In Italia, per una cultura delle memorie di ieri e pluriappartenenze di oggi.

Come si collocano il Suo teatro, l’espressione musicale e cinematografica rispetto all’impegno politico, sociale e culturale?

L’arte è uno strumento di espressione e di comunicazione che costituisce la forma dello specifico dell’artista, ma la scelta dei contenuti che l’arte deve esprimere non è più una questione di scelta dell’artista solo, ma è anche un’opzione dell’artista in quanto cittadino ed essere umano. Allora siccome l’arte deve esprimere l’essere umano in tutte le sue variegate contraddizioni e sfaccettature ed il senso della nostra presenza sulla terra, ne consegue un significato connesso a valori etici e quindi politici, non nell’accezione degli schieramenti e delle fazioni, ma nel senso lato del concetto di polis come città e comunità educante, luogo di incontro e di formazione della società: allora l’arte è uno strumento tramite cui l’artista esprime la relazione con questi valori.

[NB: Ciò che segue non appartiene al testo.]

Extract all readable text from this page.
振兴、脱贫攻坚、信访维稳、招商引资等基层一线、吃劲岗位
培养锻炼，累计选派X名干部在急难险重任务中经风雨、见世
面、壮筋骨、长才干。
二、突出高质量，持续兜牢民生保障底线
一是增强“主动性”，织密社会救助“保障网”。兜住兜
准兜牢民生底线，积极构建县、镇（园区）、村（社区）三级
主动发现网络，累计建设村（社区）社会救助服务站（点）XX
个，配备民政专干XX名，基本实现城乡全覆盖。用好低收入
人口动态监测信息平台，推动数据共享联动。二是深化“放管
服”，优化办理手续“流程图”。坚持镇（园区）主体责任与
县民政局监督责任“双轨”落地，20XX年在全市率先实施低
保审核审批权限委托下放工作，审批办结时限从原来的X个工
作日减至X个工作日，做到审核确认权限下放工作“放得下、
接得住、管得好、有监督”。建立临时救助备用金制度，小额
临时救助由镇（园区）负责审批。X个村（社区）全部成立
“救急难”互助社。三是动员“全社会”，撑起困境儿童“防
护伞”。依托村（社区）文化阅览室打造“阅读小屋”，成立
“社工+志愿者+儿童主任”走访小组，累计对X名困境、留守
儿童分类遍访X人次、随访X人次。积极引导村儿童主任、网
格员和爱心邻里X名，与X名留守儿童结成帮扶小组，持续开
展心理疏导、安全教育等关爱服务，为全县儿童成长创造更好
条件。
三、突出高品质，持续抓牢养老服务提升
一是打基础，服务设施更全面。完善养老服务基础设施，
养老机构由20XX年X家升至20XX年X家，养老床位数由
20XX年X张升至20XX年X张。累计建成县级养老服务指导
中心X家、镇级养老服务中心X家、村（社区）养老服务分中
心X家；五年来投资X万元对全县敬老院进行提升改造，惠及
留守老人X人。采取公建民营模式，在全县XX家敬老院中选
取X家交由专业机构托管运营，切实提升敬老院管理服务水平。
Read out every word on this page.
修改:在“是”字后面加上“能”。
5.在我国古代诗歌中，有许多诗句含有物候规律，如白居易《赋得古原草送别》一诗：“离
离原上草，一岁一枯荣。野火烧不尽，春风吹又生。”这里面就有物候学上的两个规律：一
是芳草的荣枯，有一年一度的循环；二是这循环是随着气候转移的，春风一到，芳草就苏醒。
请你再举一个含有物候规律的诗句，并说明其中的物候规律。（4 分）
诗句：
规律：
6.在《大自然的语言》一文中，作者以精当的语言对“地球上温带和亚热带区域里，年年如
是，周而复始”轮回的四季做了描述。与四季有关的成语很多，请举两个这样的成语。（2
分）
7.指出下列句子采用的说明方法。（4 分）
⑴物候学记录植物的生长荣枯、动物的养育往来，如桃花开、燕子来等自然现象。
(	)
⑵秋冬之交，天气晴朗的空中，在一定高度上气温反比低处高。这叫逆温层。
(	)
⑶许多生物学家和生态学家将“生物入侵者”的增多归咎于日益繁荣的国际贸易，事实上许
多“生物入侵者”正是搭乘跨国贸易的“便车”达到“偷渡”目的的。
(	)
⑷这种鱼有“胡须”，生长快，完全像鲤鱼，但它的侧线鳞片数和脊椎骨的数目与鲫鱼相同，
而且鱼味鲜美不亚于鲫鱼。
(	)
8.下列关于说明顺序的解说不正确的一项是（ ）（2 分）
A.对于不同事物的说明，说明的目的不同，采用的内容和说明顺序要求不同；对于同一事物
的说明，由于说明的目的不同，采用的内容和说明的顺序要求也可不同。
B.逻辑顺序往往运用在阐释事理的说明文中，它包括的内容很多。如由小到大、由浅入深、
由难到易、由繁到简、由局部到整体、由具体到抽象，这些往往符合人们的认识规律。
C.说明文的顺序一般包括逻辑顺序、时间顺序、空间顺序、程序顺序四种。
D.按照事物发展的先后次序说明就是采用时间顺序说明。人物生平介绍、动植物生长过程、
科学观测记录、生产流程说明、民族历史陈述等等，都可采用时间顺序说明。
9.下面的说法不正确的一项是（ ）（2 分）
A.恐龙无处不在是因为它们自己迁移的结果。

Come può il centro-sinistra far fronte alle nuove sfide dettate da una società e da un mondo sempre più globalizzanti, segnati da diversità multiculturali e dalla coesistenza di variegate culture e differenti modi di essere e di pensare?

Uno dei primi compiti del centro-sinistra è proprio definire la propria identità culturale, il che non implica un’identità monolitica, ma dove convivano differenti culture del centro-sinistra, ma in modo sinergico e non in un’ottica autodisgregante. Personalmente sono ebreo e laico, però posso tranquillamente partecipare a battaglie politico-sociali nel campo della pace e dei diritti anche con dei sacerdoti cattolici, perché condividiamo una comune cultura valoriale. Allora il centro-sinistra deve definire la propria identità e l’identità delle proprie identità al suo interno e trovare il modo che queste realtà ideative operanti si sinergizzino e si arricchiscano reciprocamente; perché un’elezione, cioè la “battaglia” si può vincere sul piano della tattica politica, la guerra si vince sul piano della cultura. Berlusconi lo ha dimostrato.

Prima ha imposto la sottocultura, di cui è figlio e padre, al Paese e quindi ha vinto le elezioni, addirittura influenzando la temperie dell’intera società negativamente, come una gramigna devastante ed influenzando anche i comportamenti di molta sinistra, che ha perso per molti aspetti la propria fibra morale. Occorre che la sinistra definisca la propria identità e l’identità delle molteplici realtà interne in modo sinergico, ossia reciprocamente, in modalità arricchenti. In seconda istanza la realtà di centro-sinistra deve essere ferma e chiara nei principi e affrontare le congiunture che si presentano. Le grandi “battaglie” operaie si svolgevano in una società che aveva appunto la classe operaia come pilastro portante delle trasformazioni sociali.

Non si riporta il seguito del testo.